Instructional design is a technology which incorporates known and verified learning strategies into instructional experiences which make the acquisition of knowledge and skill more efficient, effective, and appealing.

While instruction takes place in a larger organizational context, the technology of instructional design is concerned only with the development of learning experiences and environments, not with the broader concerns of systemic change, organizational behavior, performance support, and other human resource problems.

Instruction involves directing students to appropriate learning activities; guiding students to appropriate knowledge; helping students rehearse, encode, and process information; monitoring student performance; and providing feedback as to the appropriateness of the student's learning activities and practice performance. Instructional design is the technology of creating learning experiences and learning environments which promote these instructional activities."


What we see here is an attempt to define instructional design as an “objective science,” and proper instruction as an act performed by an instructor who believes in the absolute certainty and truth of the content and method of delivering instruction.
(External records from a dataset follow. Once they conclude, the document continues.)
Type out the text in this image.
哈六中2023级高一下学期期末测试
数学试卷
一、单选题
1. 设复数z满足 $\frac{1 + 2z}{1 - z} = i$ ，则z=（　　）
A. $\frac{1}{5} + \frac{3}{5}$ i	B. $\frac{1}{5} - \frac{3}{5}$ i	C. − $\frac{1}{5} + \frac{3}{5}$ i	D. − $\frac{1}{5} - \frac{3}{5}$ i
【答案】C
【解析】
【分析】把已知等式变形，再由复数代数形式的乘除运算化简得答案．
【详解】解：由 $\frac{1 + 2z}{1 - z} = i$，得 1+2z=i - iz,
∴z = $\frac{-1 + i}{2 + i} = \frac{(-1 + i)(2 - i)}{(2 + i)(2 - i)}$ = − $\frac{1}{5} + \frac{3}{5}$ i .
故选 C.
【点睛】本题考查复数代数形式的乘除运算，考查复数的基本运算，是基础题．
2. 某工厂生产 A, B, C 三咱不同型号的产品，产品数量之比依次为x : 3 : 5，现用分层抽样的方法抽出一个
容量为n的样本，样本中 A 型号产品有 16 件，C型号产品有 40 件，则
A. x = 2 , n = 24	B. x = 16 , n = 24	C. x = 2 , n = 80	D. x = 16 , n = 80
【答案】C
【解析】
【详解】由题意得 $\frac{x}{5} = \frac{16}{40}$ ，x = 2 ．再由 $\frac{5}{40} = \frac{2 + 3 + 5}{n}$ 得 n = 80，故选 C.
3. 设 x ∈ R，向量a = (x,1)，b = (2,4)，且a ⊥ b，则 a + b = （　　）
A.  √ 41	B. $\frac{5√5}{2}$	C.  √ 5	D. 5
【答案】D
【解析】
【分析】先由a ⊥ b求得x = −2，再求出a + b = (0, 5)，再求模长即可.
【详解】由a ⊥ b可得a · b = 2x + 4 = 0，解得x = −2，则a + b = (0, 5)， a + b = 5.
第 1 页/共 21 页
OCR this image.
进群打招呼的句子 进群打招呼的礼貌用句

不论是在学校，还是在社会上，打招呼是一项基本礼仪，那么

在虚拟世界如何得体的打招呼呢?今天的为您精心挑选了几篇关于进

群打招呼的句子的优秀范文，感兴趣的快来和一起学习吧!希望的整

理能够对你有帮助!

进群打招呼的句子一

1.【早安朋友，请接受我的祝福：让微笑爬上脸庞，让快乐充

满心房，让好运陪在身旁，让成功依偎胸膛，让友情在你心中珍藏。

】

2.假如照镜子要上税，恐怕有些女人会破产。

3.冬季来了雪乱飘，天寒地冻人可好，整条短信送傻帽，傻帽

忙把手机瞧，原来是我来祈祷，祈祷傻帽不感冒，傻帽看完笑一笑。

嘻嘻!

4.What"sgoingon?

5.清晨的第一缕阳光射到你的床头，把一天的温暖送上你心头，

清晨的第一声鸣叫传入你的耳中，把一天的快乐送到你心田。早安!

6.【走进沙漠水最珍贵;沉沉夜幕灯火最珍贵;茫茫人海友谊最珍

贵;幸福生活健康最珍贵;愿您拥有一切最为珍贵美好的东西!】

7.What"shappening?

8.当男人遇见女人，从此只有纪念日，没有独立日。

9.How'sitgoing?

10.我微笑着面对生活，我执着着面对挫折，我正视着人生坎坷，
Merrill, in fact, reaffirms this position: “Those persons who claim that knowledge is founded on collaboration rather than empirical science, or who claim that all truth is relative, are not instructional designers.”
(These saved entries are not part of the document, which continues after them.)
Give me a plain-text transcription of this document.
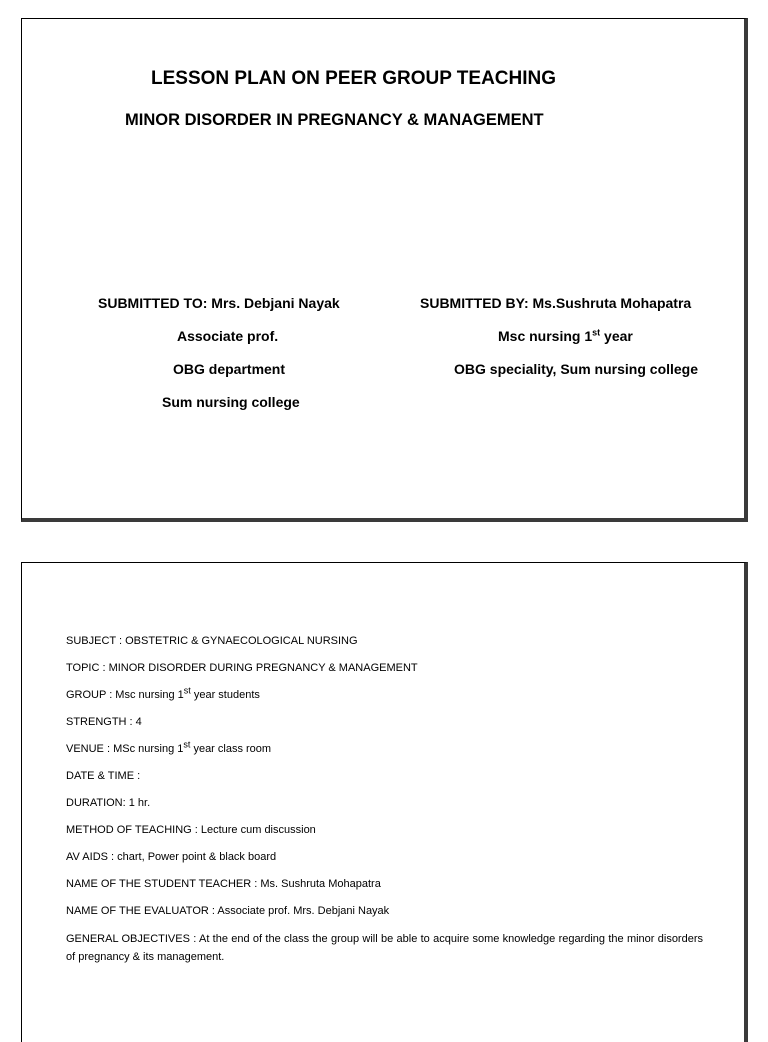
LESSON PLAN ON PEER GROUP TEACHING
MINOR DISORDER IN PREGNANCY & MANAGEMENT
SUBMITTED TO: Mrs. Debjani Nayak
Associate prof.
OBG department
Sum nursing college
SUBMITTED BY: Ms.Sushruta Mohapatra
Msc nursing 1st year
OBG speciality, Sum nursing college
SUBJECT : OBSTETRIC & GYNAECOLOGICAL NURSING
TOPIC : MINOR DISORDER DURING PREGNANCY & MANAGEMENT
GROUP : Msc nursing 1st year students
STRENGTH : 4
VENUE : MSc nursing 1st year class room
DATE & TIME :
DURATION: 1 hr.
METHOD OF TEACHING : Lecture cum discussion
AV AIDS : chart, Power point & black board
NAME OF THE STUDENT TEACHER : Ms. Sushruta Mohapatra
NAME OF THE EVALUATOR : Associate prof. Mrs. Debjani Nayak
GENERAL OBJECTIVES : At the end of the class the group will be able to acquire some knowledge regarding the minor disorders of pregnancy & its management.
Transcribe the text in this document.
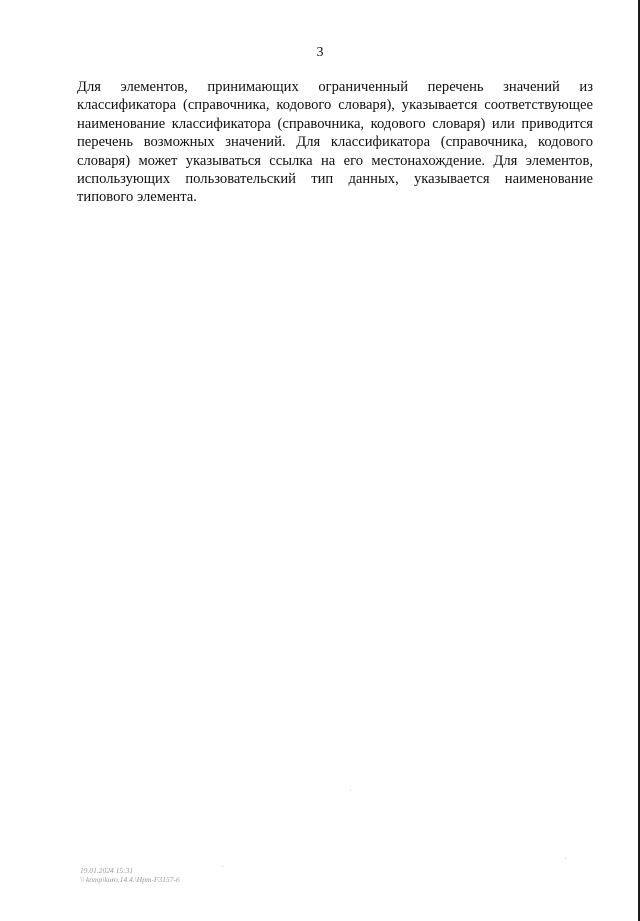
3

Для элементов, принимающих ограниченный перечень значений из классификатора (справочника, кодового словаря), указывается соответствующее наименование классификатора (справочника, кодового словаря) или приводится перечень возможных значений. Для классификатора (справочника, кодового словаря) может указываться ссылка на его местонахождение. Для элементов, использующих пользовательский тип данных, указывается наименование типового элемента.

19.01.2024 15:31
\\ komp\kuro.14.4.\Hpm-F3157-6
So, how do you design instruction?

Taking Merrill’s argument forward, an instructional designer needs to believe that the instructional content (knowledge/skills/attitude) s/he is designing is true (because truth is not relative). Then, s/he is faced with the task of making the acquisition of knowledge efficient and effective. In First Principles of Instruction, Merrill says that to facilitate learning effectively, the instruction/environment needs to:

· Engage learners in solving real world problems
· Activate existing knowledge as a foundation for new knowledge
· Demonstrate new knowledge to the learner
· Provide opportunities to the learner to apply new knowledge
· Provide opportunities to the learner to integrate new knowledge into the learner’s world

These points probably hold true when designing self-paced instruction under certain well-defined assumptions. However, this whole premise becomes contestable when you try to define knowledge (Merrill seems to equate knowledge with something as definite as a physical object: "New knowledge is demonstrated"!!).

Sample the following definitions of knowledge on the Web:

Cognition: the psychological result of perception and learning and reasoning wordnet.princeton.edu/perl/webwn

Knowledge is the awareness and understanding of facts, truths or information gained in the form of experience or learning (a posteriori), or through introspection (a priori). Knowledge is an appreciation of the possession of interconnected details which, in isolation, are of lesser value. en.wikipedia.org/wiki/Knowledge

arrange, define, duplicate, label, list, memorize, name, order, recognize, relate, recall, repeat, reproduce state.
www.tecweb.org/eddevel/edtech/blooms.html

Organized or contextualised information which can be used to produce new meanings and generate new data.
www.christlinks.com/glossary2.html

... what the person knows.
www.anu.edu.au/people/Roger.Clarke/DV/Intro.html

Of course, there is the traditional conception of knowledge as "justified true belief" and the famous Gettier problem that puts a logical spin on it with counter examples.

That said, I do agree that there are some forms of knowledge, such as 2 + 2 = 4, that will remain conceptually true forever. At the same time, one should also remember that not all knowledge can be categorized in the 2 + 2 = 4 mould.

Now, where does that leave us? Obviously, it doesn’t leave us without choices. In fact, it expands our understanding of the non-definable nature of knowledge; it makes us aware that we are forced to draw our limits if we have to design instruction; it allows us to make our assumptions before designing and makes us aware that all of those assumptions may not hold true at all times. In the end, we know that we have to draw a line on sand if we have to make a beginning.